Légère domination du président sortant en Bourgogne-Franche-Comté
Vus plus près du terrain, les résultats montrent que le président sortant qui avait gagné dans les 8 départements de Bourgogne-Franche-Comté en 2017 ne l’emporte cette fois que dans 5 d’entre eux : la Côte-d’Or, le Doubs, la Saône-et-Loire, le Jura et le Territoire de Belfort. Il fait ses meilleures performances en Côte-d’Or (57,27%) et dans le Doubs (57,12%). Dans le Territoire de Belfort, la différence avec son adversaire se compte en quelques 1.700 voix. En Saône-et-Loire, il rassemble 53,33% des suffrages et dans le Jura, 53,07%.
Symbolique, dans le département la Nièvre qui a fait émerger un président de gauche pendant deux septennats, François Mitterrand, c’est Marine Le Pen qui l’emporte, certes de justesse, avec 225 voix d’avance. La domination de la candidate du Rassemblement National est beaucoup plus nette en Haute-Saône, son meilleur score régional avec 56,90%. Les électeurs de l’Yonne lui apportent 51,59% de leurs suffrages.
Moitié moitié dans le Grand Est
Dans le Grand Est, la moitié des 10 départements sont acquis au Président sortant, l’autre à la candidate du Rassemblement National. Tandis qu’Emmanuel Macron fait son meilleur score dans le Bas-Rhin avec 58,96%, Marine Le Pen domine largement dans les Ardennes (56,66%), la Haute-Marne (56,96%) et la Meuse (55,61%). Les électeurs des Vosges (52,42%) et de l’Aube (51,68%) lui ont également donné leur préférence.
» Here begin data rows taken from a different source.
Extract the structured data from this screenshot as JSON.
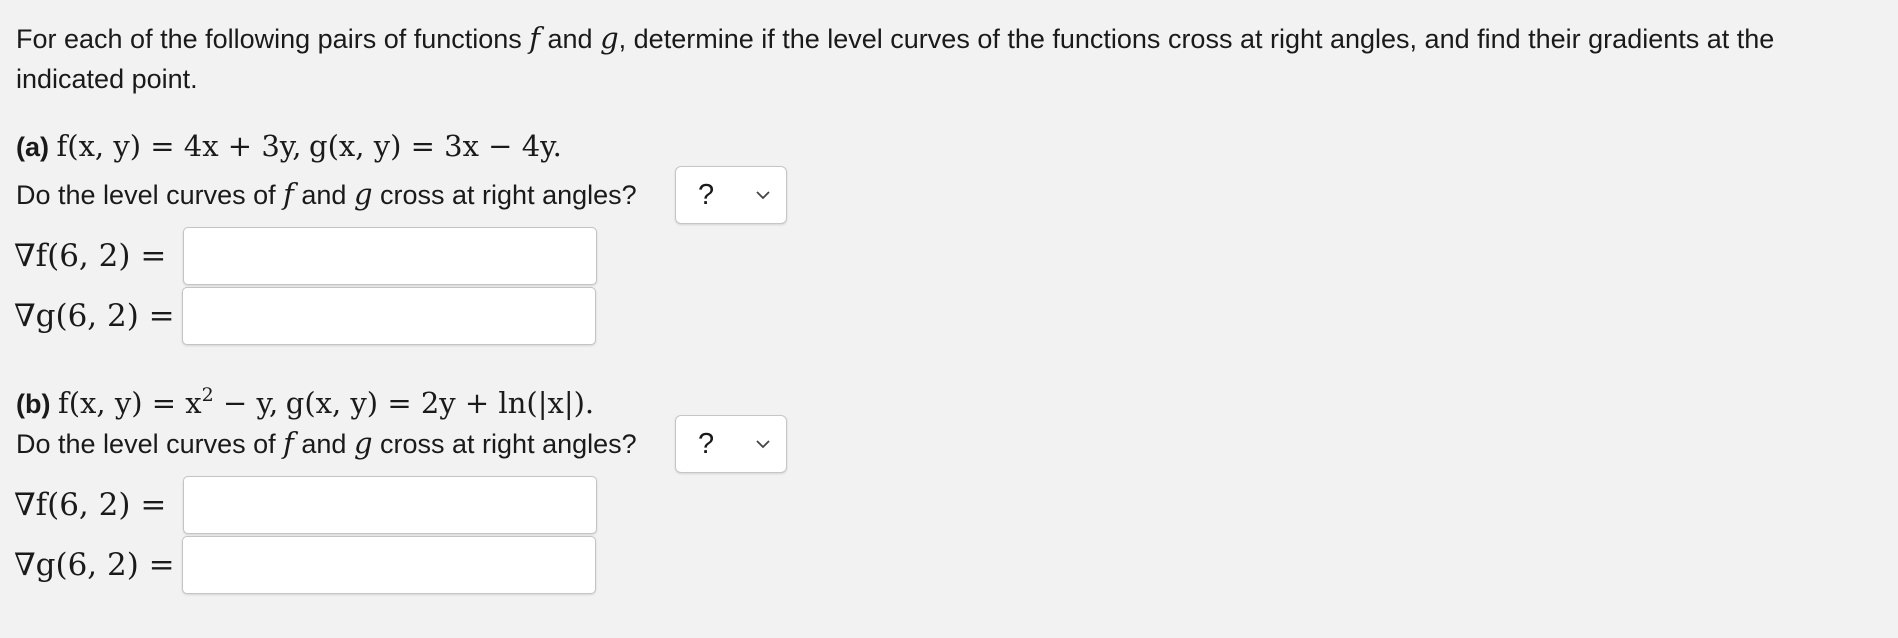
{
  "instructions": "For each of the following pairs of functions f and g, determine if the level curves of the functions cross at right angles, and find their gradients at the indicated point.",
  "instructions_parts": {
    "before_f": "For each of the following pairs of functions ",
    "f": "f",
    "and": " and ",
    "g": "g",
    "after_g": ", determine if the level curves of the functions cross at right angles, and find their gradients at the indicated point."
  },
  "parts": [
    {
      "label": "(a)",
      "f_def": "f(x, y) = 4x + 3y,",
      "g_def": "g(x, y) = 3x − 4y.",
      "question_pre": "Do the level curves of ",
      "question_f": "f",
      "question_mid": " and ",
      "question_g": "g",
      "question_post": " cross at right angles?",
      "select_value": "?",
      "grad_f_label": "∇f(6, 2) =",
      "grad_g_label": "∇g(6, 2) =",
      "grad_f_value": "",
      "grad_g_value": ""
    },
    {
      "label": "(b)",
      "f_def_pre": "f(x, y) = x",
      "f_def_sup": "2",
      "f_def_post": " − y,",
      "g_def": "g(x, y) = 2y + ln(|x|).",
      "question_pre": "Do the level curves of ",
      "question_f": "f",
      "question_mid": " and ",
      "question_g": "g",
      "question_post": " cross at right angles?",
      "select_value": "?",
      "grad_f_label": "∇f(6, 2) =",
      "grad_g_label": "∇g(6, 2) =",
      "grad_f_value": "",
      "grad_g_value": ""
    }
  ],
  "icons": {
    "dropdown": "chevron-down-icon"
  }
}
En Moselle, Emmanuel Macron l’emporte de justesse avec à peine un point de plus que son adversaire. En revanche, sa victoire est nette en Meurthe-et-Moselle (54,42%) avec un très confortable 76,78% à Nancy. Dans le Haut-Rhin, il obtient 52,90% des voix avec 65,80% à Mulhouse où Jean-Luc Mélenchon dominait le premier tour (36,06%). Et dans la Marne, 52,10%.
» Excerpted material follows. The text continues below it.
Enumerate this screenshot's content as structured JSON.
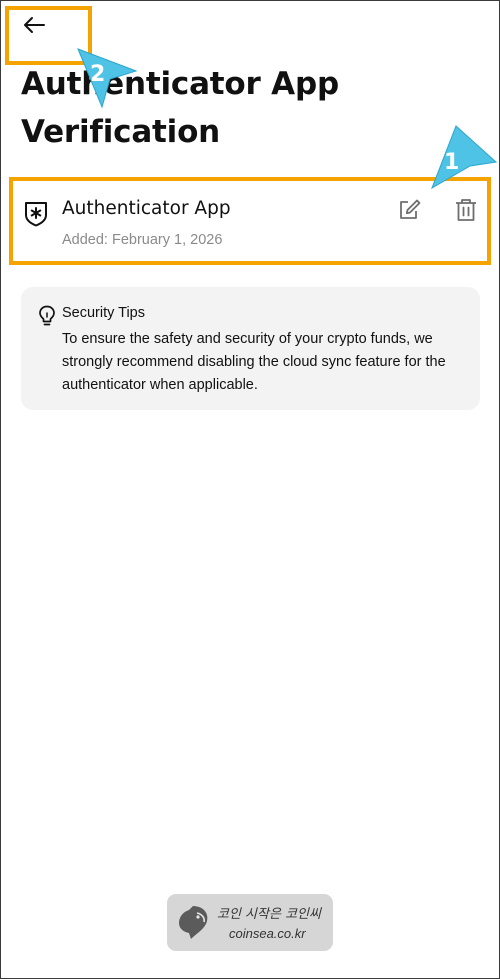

Plus de 70% à Nancy, Strasbourg et Besançon
Un tour d’horizon des grandes villes confirme que les citadins ont plébiscité Emmanuel Macron tandis que les ruraux ont préféré Marine Le Pen. Les meilleurs scores du président sortant se situent à Nancy 76,78%, Strasbourg 77,65%, Besançon 72%, Dijon 69,88%, Metz 67,19 %. Il fait aussi plus de 60% à Mâcon (66,47%), Auxerre (64,60%), Epinal (64,04%) Chalon-sur-Saône (63,37%), Huningue et Thionville (63,93%), Saint-Louis (63,94%), Nevers (62,10%), Beaune (60,99%).
Réactions du monde des entreprises
La CPME, via un communiqué transmis par la CPME68, se félicite de la réélection d’Emmanuel Macron. Le syndicat patronal des PME et artisans souhaite que ce quinquennat permette « la poursuite des réformes annoncées, en particulier celle des retraites. »
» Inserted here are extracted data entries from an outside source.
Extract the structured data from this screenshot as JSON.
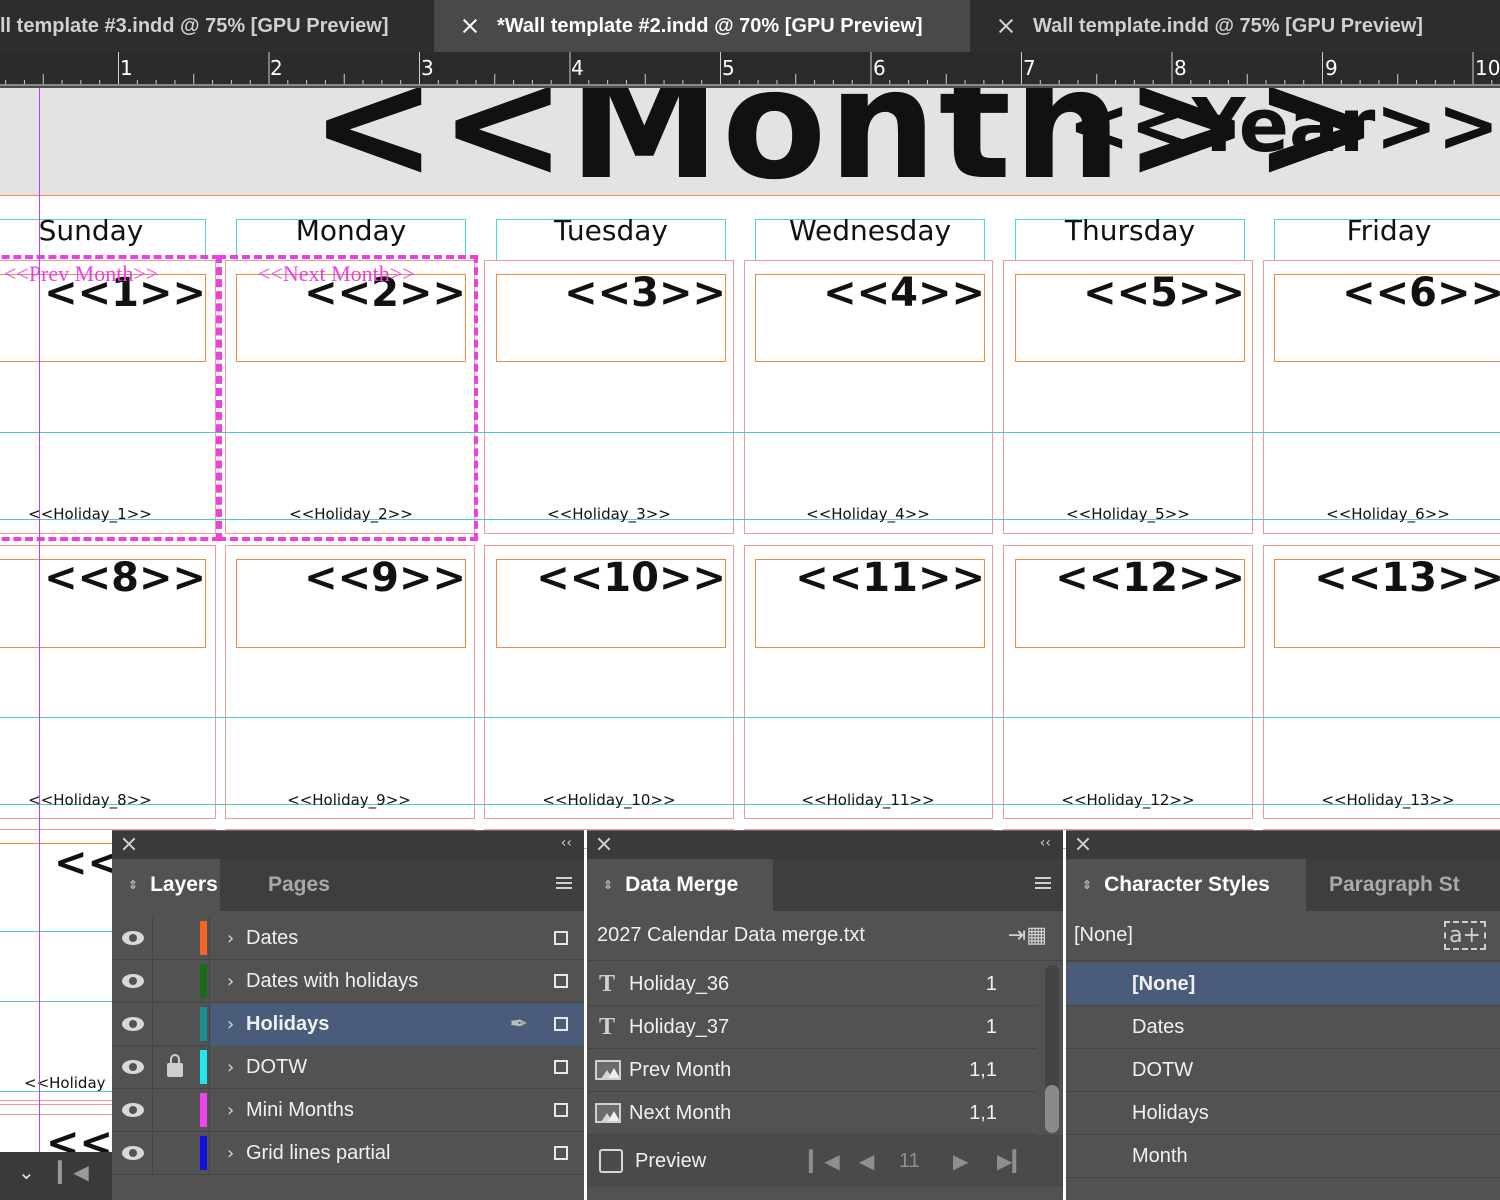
{
  "tabs": [
    {
      "label": "ll template #3.indd @ 75% [GPU Preview]",
      "active": false
    },
    {
      "label": "*Wall template #2.indd @ 70% [GPU Preview]",
      "active": true
    },
    {
      "label": "Wall template.indd @ 75% [GPU Preview]",
      "active": false
    }
  ],
  "ruler": [
    "1",
    "2",
    "3",
    "4",
    "5",
    "6",
    "7",
    "8",
    "9",
    "10"
  ],
  "document": {
    "month_placeholder": "<<Month>>",
    "year_placeholder": "<<Year>>",
    "weekdays": [
      "Sunday",
      "Monday",
      "Tuesday",
      "Wednesday",
      "Thursday",
      "Friday"
    ],
    "prev_month_label": "<<Prev Month>>",
    "next_month_label": "<<Next Month>>",
    "week1": {
      "days": [
        "<<1>>",
        "<<2>>",
        "<<3>>",
        "<<4>>",
        "<<5>>",
        "<<6>>"
      ],
      "holidays": [
        "<<Holiday_1>>",
        "<<Holiday_2>>",
        "<<Holiday_3>>",
        "<<Holiday_4>>",
        "<<Holiday_5>>",
        "<<Holiday_6>>"
      ]
    },
    "week2": {
      "days": [
        "<<8>>",
        "<<9>>",
        "<<10>>",
        "<<11>>",
        "<<12>>",
        "<<13>>"
      ],
      "holidays": [
        "<<Holiday_8>>",
        "<<Holiday_9>>",
        "<<Holiday_10>>",
        "<<Holiday_11>>",
        "<<Holiday_12>>",
        "<<Holiday_13>>"
      ]
    },
    "week3_partial_day": "<<",
    "week3_partial_holiday": "<<Holiday",
    "week4_partial_day": "<<"
  },
  "layers_panel": {
    "tabs": [
      "Layers",
      "Pages"
    ],
    "layers": [
      {
        "name": "Dates",
        "color": "#f26522",
        "locked": false,
        "selected": false
      },
      {
        "name": "Dates with holidays",
        "color": "#1a6b1a",
        "locked": false,
        "selected": false
      },
      {
        "name": "Holidays",
        "color": "#1a9090",
        "locked": false,
        "selected": true
      },
      {
        "name": "DOTW",
        "color": "#22e8f0",
        "locked": true,
        "selected": false
      },
      {
        "name": "Mini Months",
        "color": "#ee44ee",
        "locked": false,
        "selected": false
      },
      {
        "name": "Grid lines partial",
        "color": "#1010e0",
        "locked": false,
        "selected": false
      }
    ]
  },
  "data_merge_panel": {
    "title": "Data Merge",
    "source": "2027 Calendar Data merge.txt",
    "fields": [
      {
        "type": "text",
        "name": "Holiday_36",
        "count": "1"
      },
      {
        "type": "text",
        "name": "Holiday_37",
        "count": "1"
      },
      {
        "type": "image",
        "name": "Prev Month",
        "count": "1,1"
      },
      {
        "type": "image",
        "name": "Next Month",
        "count": "1,1"
      }
    ],
    "preview_label": "Preview",
    "record": "11"
  },
  "styles_panel": {
    "tabs": [
      "Character Styles",
      "Paragraph St"
    ],
    "top_none": "[None]",
    "styles": [
      "[None]",
      "Dates",
      "DOTW",
      "Holidays",
      "Month"
    ]
  }
}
Il espère également que certains sujets, comme la réforme de la fonction publique et la remise à l’équilibre des finances publiques, « quasiment absents de la campagne électorale », soient remis sur la pile des dossiers prioritaires. Le syndicat patronal en profite pour reposer la question de la durée actuelle de remboursement des prêts garantis par l’Etat (PGE) « qui font peser un risque majeur sur les entreprises ».